Mort de Jean-Pierre Mocky

Le cinéma français perd une de ses plus grandes gueules, le réalisateur-scénariste-producteur-acteur Jean-Pierre Mocky est mort hier 08 août 2019 à l'âge de 86 ans.

Mort de Jean-Pierre Mocky

Né en 1933 à Nice, Jean-Paul Mokiejewski est le fils d'un couple polonais, lui juif et elle catholique. Ses parents arrivent à Nice en 1922. Lorsque que la guerre éclate en 1939 la famille vit grâce à la fortune familiale du côté maternelle mais ils sont dans l'obligation de vendre leur villa pour aller vivre à Grasse. Pour protéger leur fils, les parents envoient le jeune Jean-Paul dans une ferme.

C'est à cette époque, alors qu'il est au collège de Grasse il obtient un petit rôle de figuration en page dans le film "Les Visiteurs du Soir" (1942) de Marcel Carné, mais toute les sources ne le mentionne pas. Il joue ensuite dans "Vive la Liberté" (1944) de Jeff Musso qui ne sortira qu'en 1946, il aura entre temps joué dans d'autres films notamment pour un nouveau rôle de page dans "L'Affaire du Collier de la Reine" (1946) de Marcel L'Herbier.

Alors qu'il n'a que 13 ans, il épouse une certaine Monique Baudin qu'il a mise enceinte mais leur union ne dure que 4 mois. Pas encore acteur professionnel il enchaîne les petits boulots comme plagiste à l'hôtel Carlton à Cannes. Il monte à Paris en 1947 et devient chauffeur de taxi tout en jouant de petits rôles notamment dans "Les Casse-Pieds" (1948) de Jean Dréville. Mais surtout il croise l'acteur Pierre Fresnay alors qu'il le conduit dans son taxi, la star lui offre alors de jouer dans la pièce de théâtre "Pauline ou l'Ecule de la mer" (1948) de Gabriel Arout mis en scène par Fresnay au théâtre de la Michodière. Fresnay le prend sous son aile et le loge chez lui à Neuilly-sur-Seine.

Il joue ensuite dans plusieurs films dont un premier rôle important dans "Le Paradis des Pilotes Perdus" (1948) de Georges Lampin, il enchaîne ensuite avec notamment "Portrait d'un Assassin" (1949) de Bernard Roland, "Orphée" (1949) de Jean Cocteau, "Bibi Fricotin" (1950) de Marcel Blistène.
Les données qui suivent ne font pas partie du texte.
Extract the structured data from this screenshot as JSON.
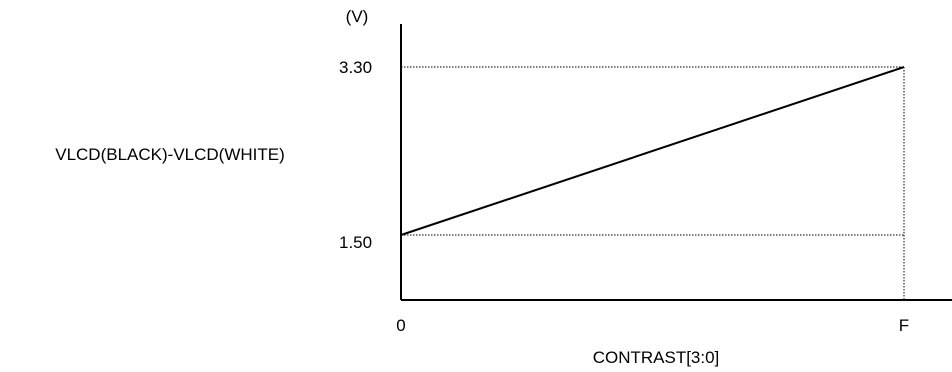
{
  "chart_data": {
    "type": "line",
    "ylabel": "VLCD(BLACK)-VLCD(WHITE)",
    "yunit": "(V)",
    "xlabel": "CONTRAST[3:0]",
    "x_tick_labels": [
      "0",
      "F"
    ],
    "y_tick_labels": [
      "1.50",
      "3.30"
    ],
    "series": [
      {
        "x": [
          "0",
          "F"
        ],
        "y": [
          1.5,
          3.3
        ]
      }
    ],
    "reference_lines": "dotted at y = 1.50, y = 3.30 and x = F",
    "colors": {
      "line": "#000000",
      "axis": "#000000",
      "reference": "#000000"
    }
  }
}
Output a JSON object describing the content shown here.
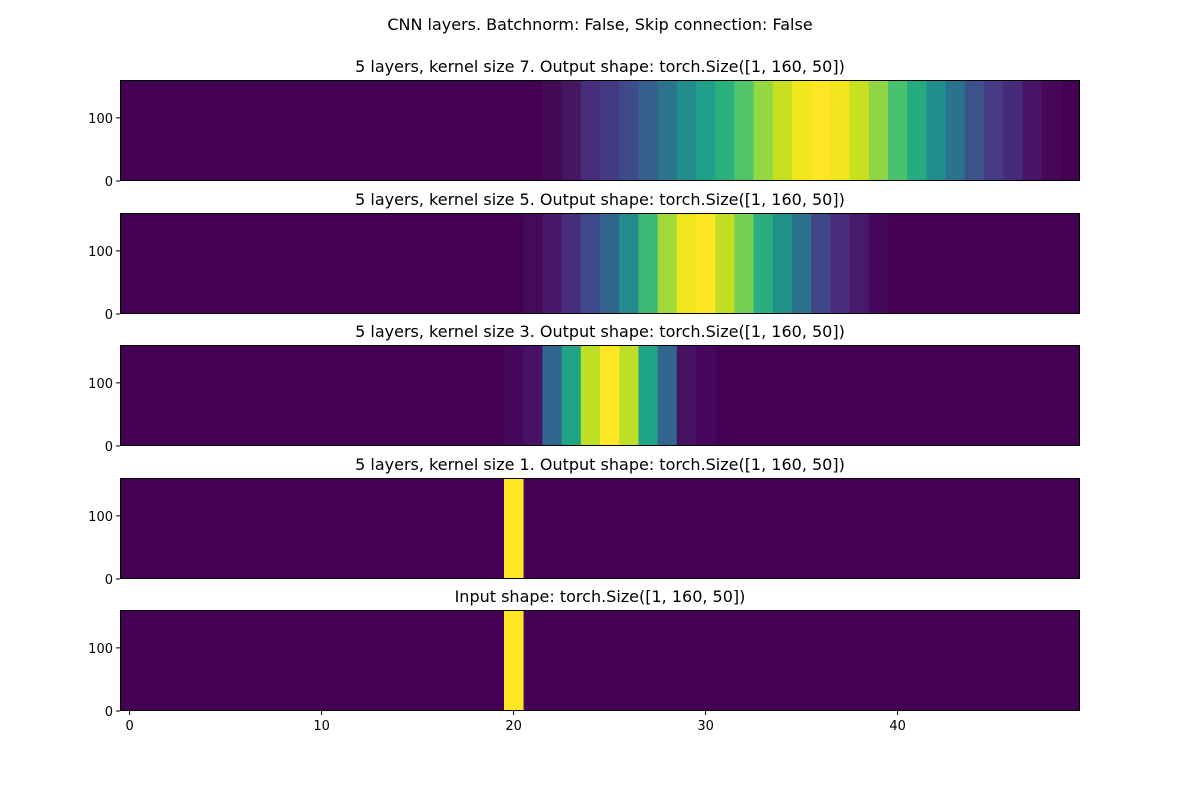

Entre temps il entre au Conservatoire National Supérieur d'Art Dramatique où il suit les cours de Louis Jouvet et où il croise Jean-Paul Belmondo et sa bande. A cette même époque, en 1952, il rencontre le réalisateur italien Michelangelo Antonioni qui lui offre un rôle dans "Les Vaincus" (1952 - ci-dessous) qui connaît un beau succès en Italie.

Mort de Jean-Pierre Mocky

Il joue dans "Le Comte de Monte-Cristo" (1954) de Robert Vernay mais surtout il va participer à deux tournages prestigieux où il sera assistant réalisateur (non crédité toutefois) sur "La Comtesse aux Pieds Nus" (1954) de J.L. Mankiewicz et "Senso" (1954) de Luchino Visconti où il a également un rôle de figuration.

Il reste en Italie où il joue des rôles importants dans "Graziella" (1955) de Giorgio Bianchi et "Les Egarés" (1955 - ci-dessous) de Francesco Maselli. Il connait alors une petite notoriété dont il se souvient dans un entretien à la revue Cinéma en 1982 : "J'avais une ferrari, une maison sur le Tibre, je donnais des réceptions, j'avais un valet de chambre : c'était incroyable !"

Mort de Jean-Pierre Mocky

Il revient en France en 1956 où le réalisateur Raymond Bouleau pour jouer aux côtés de la star mondiale Ingrid Bergman dans la pièce de théâtre "Thé et Sympathie", mais le réalisateur se désiste du projet pour tourner son film "Les Sorcières de Salem". Remplacé par le metteur en scène Jean Mercure il renvoie Mocky pour offrir la place à un ami. Mocky attaque en justice et gagne 150000 francs et dommages et intérêts qu'il investi pour créer sa propre maison de production.

Entre temps il tourne dans "Le Rouge est Mis" (1957) de Gilles Grangier et "Le Gorille vous salue bien" (1957) de Bernard Borderie... Il rencontre les membres de la Nouvelle Vague, dont , Godard et Truffaut. Pour son premier film en tant que producteur il signe également son premier scénario avec l'aide de François Truffaut (d'après l'expérience de son père interné suite à sa sortie de camp de concentration, puis adapté du roman éponyme de Hervé Bazin qui offre les droits gratuitement) pour le film "La Tête contre les Murs" (1959) de Georges Franju dont Jean-Luc Godard dira : "La Tête contre les murs est un film de fous sur les fous. C'est donc un film d'une beauté folle."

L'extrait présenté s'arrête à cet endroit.